Furthermore, the experiment plotted the entropy values of ISE and SE, as shown in Figure 10. ISE (Figure 10a) and SE (Figure 10b) exhibit substantial overlap in the red regions, diminishing the differentiation between fault types. EHMWPE, by employing finer-grained hierarchical entropy computation on the envelope signal, establishes clearer separation boundaries and provides more distinctive entropy values for each fault type, enhancing fault classification effectiveness.
Additionally, to highlight the effect of variance weighting, Figure 11 shows the variance permutation statistics for each sample processed using the EHMWPE method.
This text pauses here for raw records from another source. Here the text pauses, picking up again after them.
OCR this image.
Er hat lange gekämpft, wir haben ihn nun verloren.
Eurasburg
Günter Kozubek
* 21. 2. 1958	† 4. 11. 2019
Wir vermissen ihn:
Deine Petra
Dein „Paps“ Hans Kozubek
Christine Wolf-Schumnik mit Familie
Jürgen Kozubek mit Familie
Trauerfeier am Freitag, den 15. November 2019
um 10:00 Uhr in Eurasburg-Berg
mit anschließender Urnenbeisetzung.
In Figure 11b, EHMWPE, by introducing a weighting factor, quantifies the signal complexity more precisely. Compared to the envelope hierarchical multiscale permutation entropy (EHMPE) in Figure 11a, it better captures detailed information at different scales. The differences between signals are significantly amplified across 24 permutation modes, especially in the frontal view. Although EHMWPE showed similarity between inner race faults and normal signals at the edge permutations, the similarity clearly decreased in the central permutations. Furthermore, fault signals exhibit distinct variance permutation changes for different fault types, providing a solid foundation for subsequent entropy calculations.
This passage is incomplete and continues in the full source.